鳥アレルギーはハトをはじめとした、鳥の乾燥した糞に含まれるタンパク質を吸い込むことで起こるアレルギーです。間質性肺炎が引き起こされ、発熱やせき、呼吸困難などの症状が出ます。ひどくなると喘息へと移行してしまうようなこともあり、喘息になってしまった場合には早期の治療等が困難になることもあるでしょう。

2-3. オウム病

オウム病は、鳥の体内に生息するオウム病クラミジアによる感染症です。オウム、と名前がついているのでオウムやインコの病気というイメージはありますが、ハトや小鳥からも感染することがわかっています。
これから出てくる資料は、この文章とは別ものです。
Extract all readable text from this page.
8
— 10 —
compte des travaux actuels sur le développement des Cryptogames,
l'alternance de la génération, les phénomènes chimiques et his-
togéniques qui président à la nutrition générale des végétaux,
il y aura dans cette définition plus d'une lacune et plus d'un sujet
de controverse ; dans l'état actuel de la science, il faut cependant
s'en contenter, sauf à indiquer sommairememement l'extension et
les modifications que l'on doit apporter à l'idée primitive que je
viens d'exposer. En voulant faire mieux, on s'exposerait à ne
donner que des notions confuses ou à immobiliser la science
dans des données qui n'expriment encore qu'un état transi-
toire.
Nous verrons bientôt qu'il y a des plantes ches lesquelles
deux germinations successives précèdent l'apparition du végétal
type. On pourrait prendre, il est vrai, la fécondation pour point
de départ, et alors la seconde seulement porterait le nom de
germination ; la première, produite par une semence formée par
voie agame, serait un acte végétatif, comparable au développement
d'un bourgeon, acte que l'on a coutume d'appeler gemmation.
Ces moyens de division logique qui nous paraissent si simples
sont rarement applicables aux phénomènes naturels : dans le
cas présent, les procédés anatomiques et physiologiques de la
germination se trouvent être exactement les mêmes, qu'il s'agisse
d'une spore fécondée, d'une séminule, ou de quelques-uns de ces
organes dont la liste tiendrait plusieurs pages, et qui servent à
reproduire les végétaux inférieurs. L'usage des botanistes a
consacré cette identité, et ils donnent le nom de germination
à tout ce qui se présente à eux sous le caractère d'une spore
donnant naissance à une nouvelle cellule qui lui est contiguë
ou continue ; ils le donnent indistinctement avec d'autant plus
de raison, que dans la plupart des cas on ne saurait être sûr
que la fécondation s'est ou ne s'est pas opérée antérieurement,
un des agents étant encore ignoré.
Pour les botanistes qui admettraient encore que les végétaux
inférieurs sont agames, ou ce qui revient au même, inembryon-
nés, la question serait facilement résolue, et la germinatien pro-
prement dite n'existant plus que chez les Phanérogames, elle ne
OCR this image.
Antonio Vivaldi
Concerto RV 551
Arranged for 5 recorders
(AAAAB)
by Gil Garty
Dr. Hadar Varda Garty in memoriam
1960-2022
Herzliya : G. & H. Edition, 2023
ハトの糞に含まれるオウム病クラミジアを吸い込んで感染すると、頭痛や倦怠感、筋肉痛などの風邪によく似た症状が発症します。重症化すると肺炎や気管支炎、髄膜炎になることもあるようです。厚生労働省によると、国内外でオウム病にかかった妊婦の死亡例が報告されています。したがって、妊婦がオウム病の感染源になる可能性のある鳥類に接触するのは避けるべきである、とされています。

2-4. クリプトコックス症

クリプトコックス病は、乾燥に強く2年以上生息するカビによる感染症です。ハトの糞が含まれた土壌には、このカビが高確率で含まれています。皮膚炎や発熱、痛みを伴う肺炎などの症状が起きるほか、最悪の場合は脳や脳髄膜液まで侵され、認知障害や異常行動などが起こり、最終的には死に至る可能性があります。

2-5. ニューカッスル病

ニューカッスル病は、鳥類の236種で感染が確認されているウィルスによる感染病です。ニューカッスル病になった鳥の鼻水や涙、糞によってほかの鳥に感染が広がります。感染した鳥の症状は、緑色の下痢、奇声や呼吸器の異常、足の麻痺などです。人がニューカッスル病になると、軽度の結膜炎や発熱など、インフルエンザのような症状を起こす例がまれに報告されています。

2-6. トキソプラズマ症

トキソプラズマという寄生虫による感染症です。ハトの糞にトキソプラズマは含まれていませんが、野生のハトは、高い確率でトキソプラズマに感染していることがわかっています。そのため、ハトに突かれたり、爪でひっかかれたりした場合は感染することもありうるのです。また、猫の糞にも含まれていることがあり、数ヶ月の間生存します。このようなトキソプラズマがハトの足やくちばしについている可能性もゼロではありません。

2-7. サルモネラ食中毒

サルモネラ食中毒は、サルモネラ菌による食中毒です。ハトのうち2割ほどがサルモネラ菌を持っていると考えられ、感染すると胃腸炎や腹痛、下痢や吐き気や発熱などの症状を起こします。

2-8. ヒストプラズマ症

ヒストプラズマ症は、ハトの糞などに含まれるカビの一種である、ヒストプラズマ真菌を大量に吸い込むと感染する可能性がある病気です。感染すると、発熱などインフルエンザに似た症状や結核に似た症状を引き起こします。感染しても1週間ほどで治癒するのですが、免疫が著しく低下した方や肺疾患のある方が感染すると重篤化して、最悪命に関わることもあります。また、乳児の感染も重症化しやすいので注意が必要です。

 

3. まとめ

ハトの糞がもたらす可能性のある、病気やアレルギーについて解説しました。たかがハトの糞とあなどることをせずに、ハトの糞が多くなってきた際には早めに対策を講じておくことが重要です。